Mr Shavit insists that there is no bitterness in his book. “I think that what I tried to do was to love Israel in a new way. People have divided into those who support Israel and refuse to see its mistakes, and those who criticise it — and I’m not talking about the Israel-haters here — in an increasingly cynical way. I say, let’s look at it as it is, with all its flaws, with all its sins. And once we do that, it’s such a remarkable human story. I see Israel as a triumph of the human spirit facing the terrible tragedy of the conflict.”
Labour Zionism, says Mr Shavit, was heroic in an almost incomprehensible way in terms of what it achieved for the young state of Israel. “For us, the Yom Kippur War of 1973 was our First World War. After it, the ancien regime collapsed and what I claim is the flaw followed. The generation that succeeded it — the peace camp, of which I was a part — focused only on the peace agenda, rather than look at the nation as a whole. That is why it failed to succeed.”
Mr Shavit adds: “I saw the flaws with the peace movement when Oslo happened [even though] I totally supported the attempt.

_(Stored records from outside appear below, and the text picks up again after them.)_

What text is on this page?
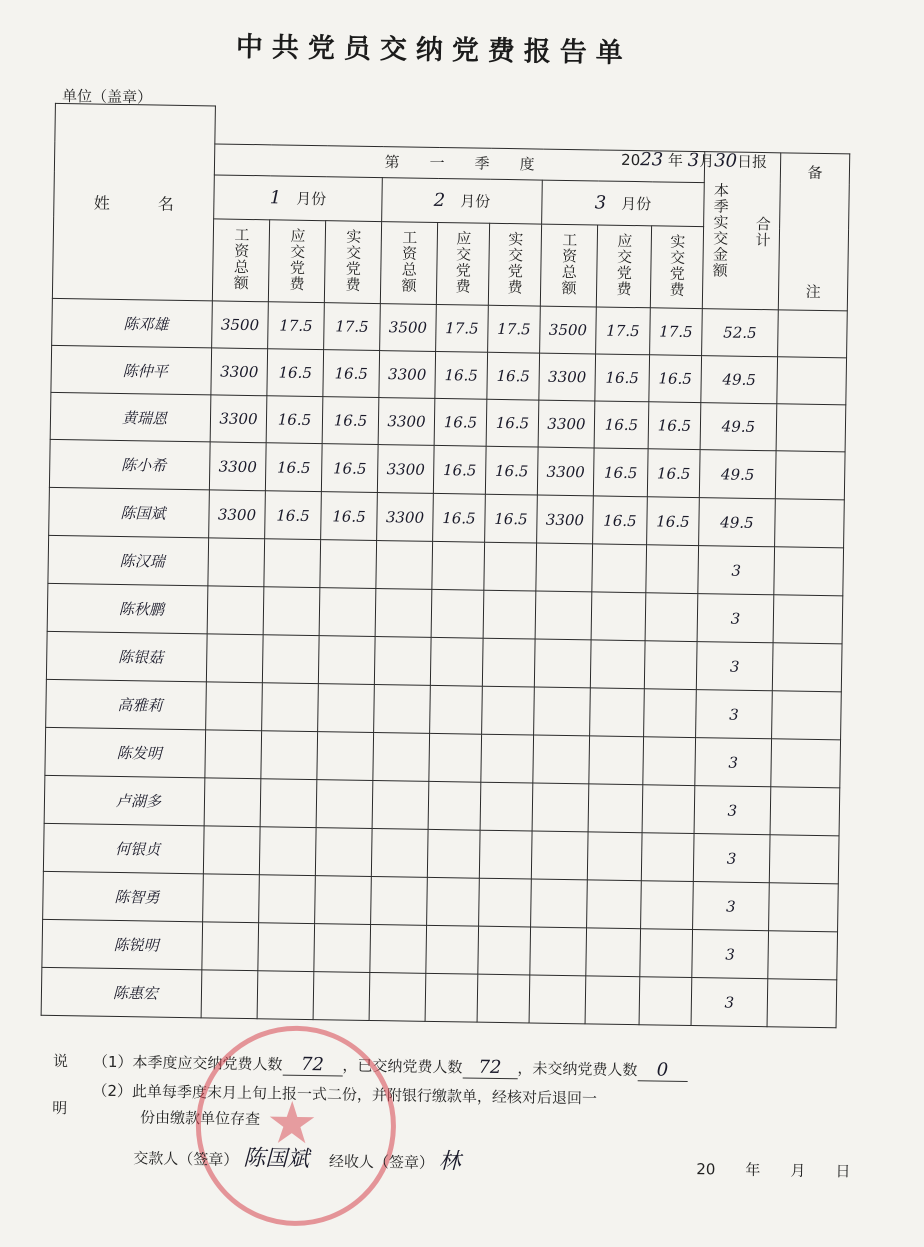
中共党员交纳党费报告单
单位（盖章）
2023 年 3月30日报
姓　　　名											
	第　　一　　季　　度									本季实交金额 合计	备
注

	1　 月份			2　 月份			3　 月份				
	工资总额	应交党费	实交党费	工资总额	应交党费	实交党费	工资总额	应交党费	实交党费		
陈邓雄	3500	17.5	17.5	3500	17.5	17.5	3500	17.5	17.5	52.5	
陈仲平	3300	16.5	16.5	3300	16.5	16.5	3300	16.5	16.5	49.5	
黄瑞恩	3300	16.5	16.5	3300	16.5	16.5	3300	16.5	16.5	49.5	
陈小希	3300	16.5	16.5	3300	16.5	16.5	3300	16.5	16.5	49.5	
陈国斌	3300	16.5	16.5	3300	16.5	16.5	3300	16.5	16.5	49.5	
陈汉瑞										3	
陈秋鹏										3	
陈银菇										3	
高雅莉										3	
陈发明										3	
卢湖多										3	
何银贞										3	
陈智勇										3	
陈锐明										3	
陈惠宏										3	
说
明
（1）本季度应交纳党费人数 72 ，已交纳党费人数 72 ，未交纳党费人数 0
（2）此单每季度末月上旬上报一式二份，并附银行缴款单，经核对后退回一
份由缴款单位存查 ★
交款人（签章） 陈国斌 　 经收人（签章） 林	20　　 年　　 月　　 日
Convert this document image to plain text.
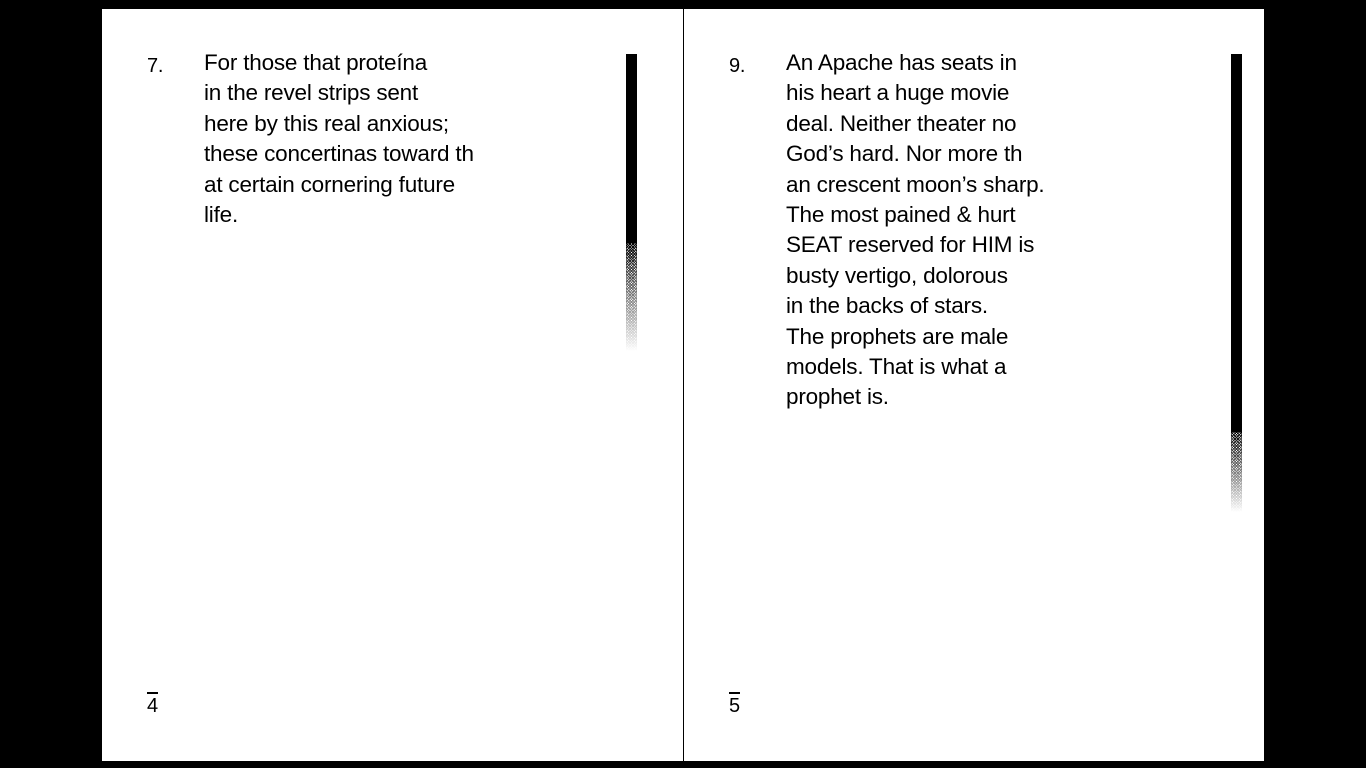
7. For those that proteína
in the revel strips sent
here by this real anxious;
these concertinas toward th
at certain cornering future
life.

4
9. An Apache has seats in
his heart a huge movie
deal. Neither theater no
God’s hard. Nor more th
an crescent moon’s sharp.
The most pained & hurt
SEAT reserved for HIM is
busty vertigo, dolorous
in the backs of stars.
The prophets are male
models. That is what a
prophet is.

5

I thought that the attempt to try to end the conflict without having a recognition by the Palestinians of the legitimate rights of the Jewish people, and the right to have a Jewish state as a legitimate entity, was a deep mistake. I thought then, and I think now, that that was the conceptual flaw of Oslo.”
There was a delusion on the Zionist left “that the conflict was all about 1967 and that it would end with the end of the occupation. My claim was that there are two different issues: the issues of settlement and occupation, on which I think the left was right; but the left was totally wrong assuming it’s all up to us, and that if we would just withdraw, then there will be peace. Everything that has happened in the last 20 years, in which Israel tried time after time to make peace and was met with violence, has proved my doubts were correct.”
Mr Shavit, with a nod to his British ancestors and his Anglophilia, says he wants to keep the debate rational and courteous. He regrets that Israel has not translated its “great energy to sober rational behaviour”.
Yet Mr Shavit is still proud of and confident in Israel. He supports US Secretary of State John Kerry but cautions that Israel needs to adopt “a new peace concept”. It needs to be more humble, more British. It needs to be step-by-step and there needs to be a “Plan B” if the talks fail. He is beginning to sound like a politician in the wings, but he smiles and says that while he is willing to do a lot to help his country, becoming a politician is not on his agenda. Yet.